Why You Should Consider a Trust
Trusts are often viewed as estate planning tools used to reduce estate taxes. With the changing estate tax situation, does that mean that trusts are no longer needed for estate planning purposes? The answer is probably no, for a couple of reasons. First, estate taxes are only scheduled to be repealed in 2010. They will be reinstated in 2011 based on 2001 tax laws. Second, trusts are established for many purposes, not just to reduce estate taxes. Below is a brief description of six of the more commonly used trusts:
Revocable Living Trust -- This trust is established for reasons other than the reduction of estate taxes. With a revocable living trust, ownership of assets is transferred to the trust while you are alive. You can keep any or all of the income, act as trustee, change the trust's provisions, or terminate the trust. A successor trustee can be named to take over if you become mentally or physically disabled. Assets in the trust are controlled by the trust agreement and are not subject to probate proceedings, which are considered one of its major advantages.
Bypass or Credit Shelter Trust -- Generally, this trust is used to ensure both spouses take advantage of the estate tax exclusion amount, without directly transferring assets to other beneficiaries until both spouses have died. Assets equal to the estate tax exclusion amount are placed in trust after your death. Your spouse may then use the income, and in certain circumstances, some of the trust's principal, with the remaining assets transferred to your other beneficiaries after your spouse's death. Make sure to review the amounts that will be placed in the trust. With the exclusion amount currently at $2,000,000 and scheduled to increase to $3,500,000 in 2009, these amounts may exceed the amount you want in the credit shelter trust.
Qualified Terminable Interest Property (QTIP) Trust -- This trust is typically used when the spouse wants to control the use of any remaining assets that are not placed in the bypass or credit shelter trust. Assets that are not placed in the credit shelter trust are placed in the QTIP trust. Income from the trust is distributed to the surviving spouse during his/her lifetime. This qualifies for the unlimited marital deduction, so estate taxes will not be paid after the first spouse's death. After the surviving spouse's death, the principal is distributed to beneficiaries designated by the first spouse. This trust is often used to protect children from a previous marriage or to ensure that if a surviving spouse remarries, his/her new spouse does not inherit any of the assets.
Irrevocable Life Insurance Trust (ILIT) -- This trust is used to ensure that the proceeds from a life insurance policy are not subject to estate taxes. Often, the insurance policy is obtained to help pay estate taxes, with the policy held by the irrevocable trust. Annually, you can make gifts to the trust so the trustee can pay the policy premium. After your death, the trust receives the insurance proceeds, distributing them in accordance with the trust's terms. With the uncertain future of estate taxes, you may wonder whether ILITs are still a valid estate planning strategy. You probably don't want to undo any ILITs in place, since the estate tax won't be fully repealed until 2010 and then will be reinstated in 2011. Even if the proceeds aren't needed for estate tax purposes, you may find other uses for the proceeds, such as leaving larger bequests to beneficiaries or charitable organizations. Deciding whether to set up a new ILIT is a tougher decision. You should first analyze all relevant factors, including your views about the future of the estate tax.

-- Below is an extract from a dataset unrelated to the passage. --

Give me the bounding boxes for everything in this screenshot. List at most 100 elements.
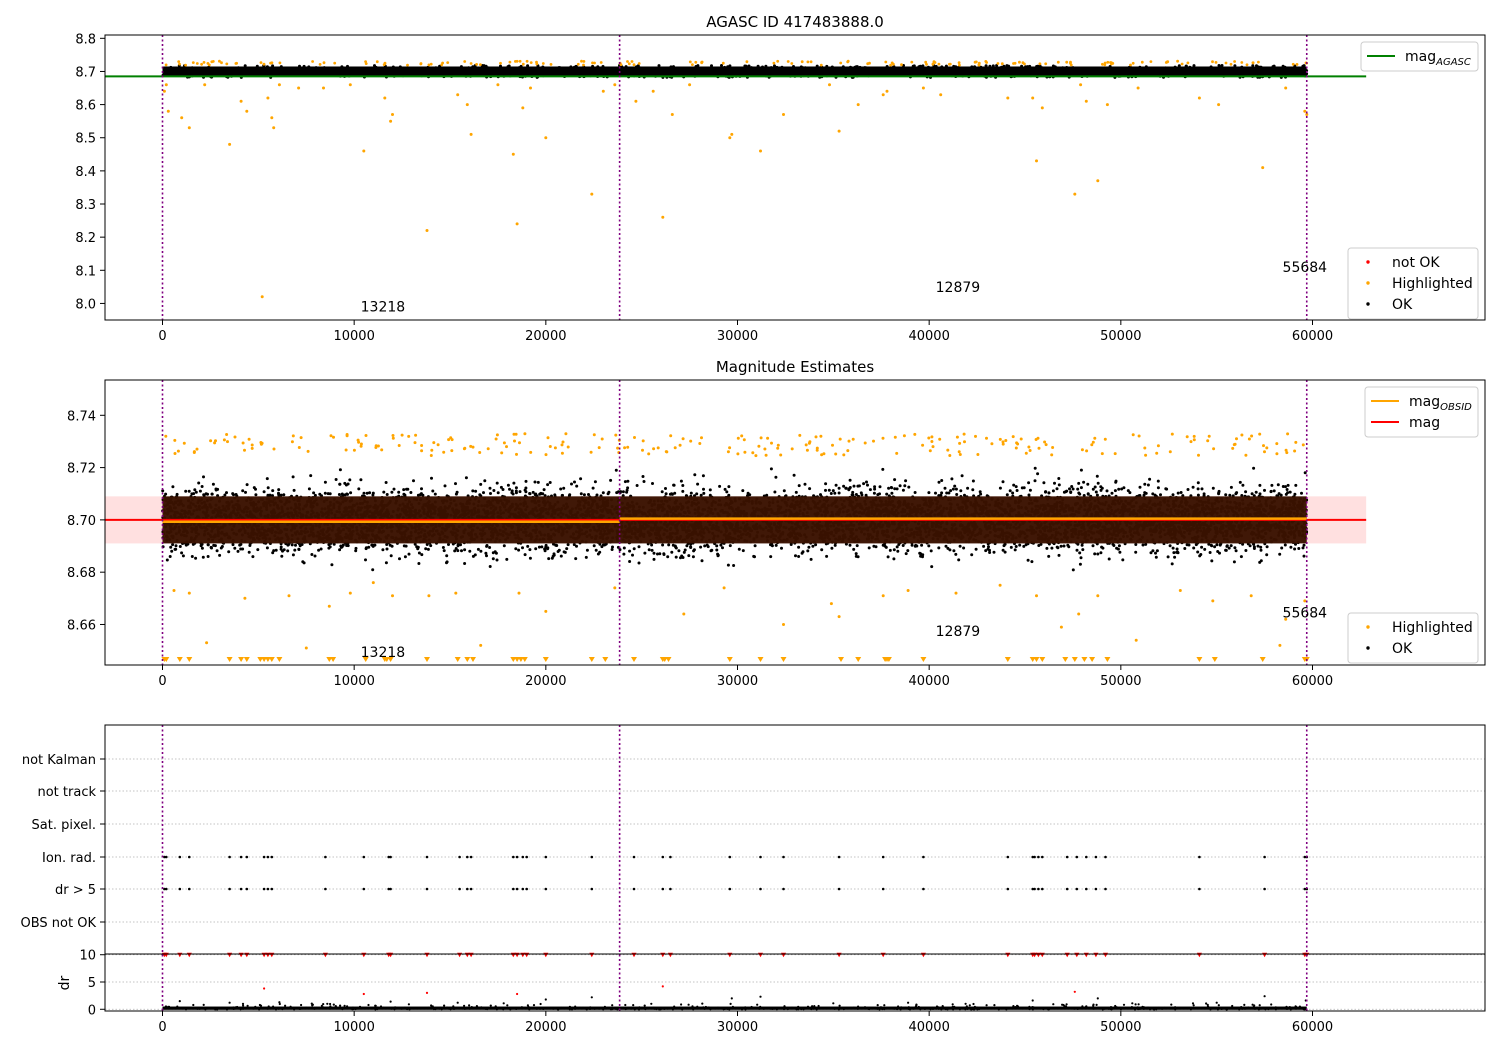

Charitable Remainder Trust -- Typically, this trust is used to provide a large charitable contribution while avoiding a large capital gains tax bill. You transfer an asset to the trust, typically one with a low basis that has appreciated significantly. Since the trust is a tax-exempt organization, it can then sell the asset without paying any capital gains taxes and reinvest the proceeds. You receive an immediate charitable contribution deduction equal to the present value of the property the charity will receive when the trust is terminated. You also receive the income from the trust, with the principal going to the charity after the trust terminates.
Qualified Personal Residence Trust -- With this trust, you place your home or vacation home in an irrevocable trust, retaining the right to live in the home for a specified number of years. When the trust terminates, ownership passes to your beneficiaries. The gift tax value is determined on the date the house is placed in trust by calculating the present value discounted over the trust's term. If you die before the trust ends, the home is included in your estate at its fair market value. Since present value calculations are used to determine the gift's value, this trust allows you to leverage the use of your $1,000,000 lifetime gift tax exclusion.